Magically, there was an ad in the bag of AdWeek Magazine, “Wanted: Media Director for Regional Russian TV Network.” Well – that called me name! Finally, a year into my arduous day job, that was my calling! An ex-pat package triple what I was earning, flight and rent paid for, a driver to take me to And from work, and BOOM! I went to Moscow! Was I over the moon that I could finally brag that my degree paid off!? (Insert millennial Instagram music of your choice for sound effects…) 
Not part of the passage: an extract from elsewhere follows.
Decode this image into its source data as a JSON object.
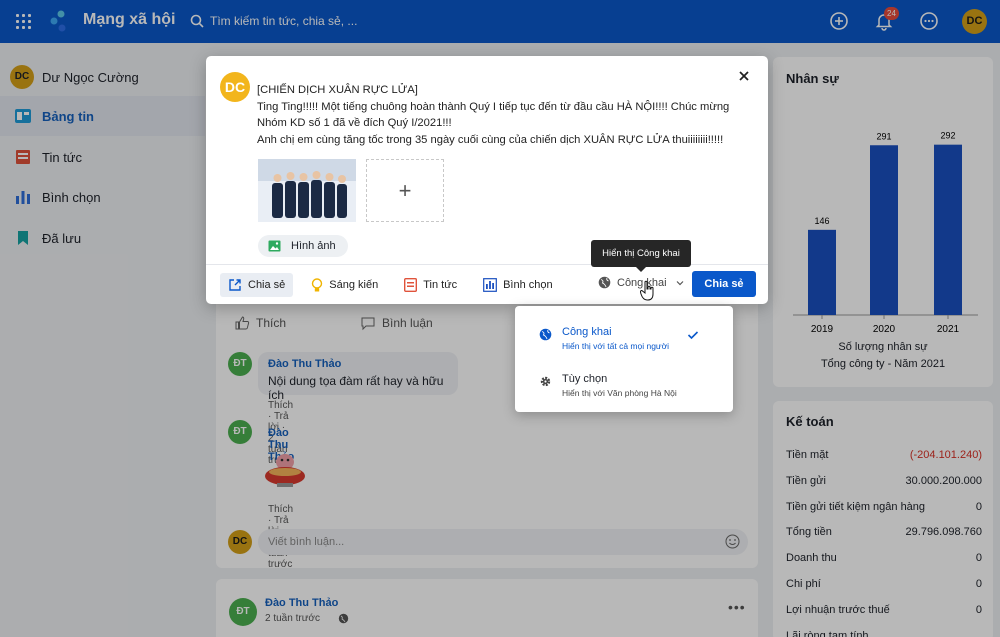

However, within three months of nothing less than a wack-a-doodle work experience (including being told not to drink anything at the table during business meetings because you didn’t know who put what into it, a memo going out about the need to wear undergarments and a delayed flight to Yekaterinburg to check on a TV station that just decided to stop running the network) that I could make billions off of in a sitcom that no one would ever believe was true, the people who hired me disappeared without paying me and one day, my driver didn’t show up. (I should have taken of the red flags more seriously of when I was told “Do you see that computer – let’s hope we sell it so you can get paid.” So here I was, left unemployed in Russia in what seemed like ten minutes after I arrived. My parents were telling me to come home and apparently no one wanted to hire any ex-pats until Yeltsin won the second time (how I am dating myself, it’s not funny…) This, I decided, was my actual moment. This was my game changer. At the ripe old age of 24, I was going to make my mark. This, is when I realized what needed to be done. 

Get Dressed.

There is the underestimation of routine and ritual to those without a job but to me that is the secret sauce of success. Every morning, I would go to the gym at 6:30am, come home, put makeup on, and get dressed. Granted I didn’t have anywhere specific to go and at that point, there were no plush coffee shops to fill your day, but I recognized even back then that without getting dressed, you do not feel like you are accomplishing anything. 

There are TEDTalks about the need to make your bed but maybe it’s for a woman it’s getting dressed (perhaps because it’s implied that we were making our beds already.) The psychological impact of switching gears to “day-mode” is so important. This meant no sweats, no dirty hair, no gym clothes and shower, dry your hair, put on makeup and put on something that if you had a sudden Skype call, you would be ready. My friends used to tease me that I was more dressed up than they were but at the time, I had to overcompensate for my lack what I considered my perceived value to be. All of those lines “Fake it until you make it” are true because at that time, it’s what I needed to get by. By 9am, I was sitting in front of my computer, sending emails (via dial-up) and phone calls to try and sort out my next move to take over the world (or at least get a job.) My neighbors in fact were suspicious that I was running some sort of covert operation because I was still going out but coming right home as I was asked daily, “Where is your driver and why isn’t he picked you up anymore?”

After that time for what seemed like forever, I concocted a job that didn’t exist and run Cartoon Network’s branded block on a Russian TV Network from my kitchen. I still look back and wonder how I was able to convince someone in London that I was an expert and could be entrusted finding advertisers for the airtime of Tom & Jerry and The Jetsons in Russian. Finally, I had meetings and a reason to use those outfits that had more creases from me sitting awkwardly in my kitchen chair. But I still maintained my routine. I had primed and prepped myself for the daily grind of working from home. When they say babies need routine and structure, it’s never noted that adults do too.

Now, 20+ years later, my kids lament that I am putting my makeup on they will be late for school. (Truth be told, they aren’t as fast as they think they are so it’s really on them, not me.) I am on my second business which was an extension of my first in running the Independent Handbag Designer Awards, working on a second book and teaching and my routine remains the same. Being an entrepreneur or a hustle-preneur as I like to call it, demands that kind of attention.   My older son had said to me before this school year ended, “If you are going to go get a coffee and then go home, why must you do your hair and put on eyeliner?” To which I replied, “Because I have to go to the office.”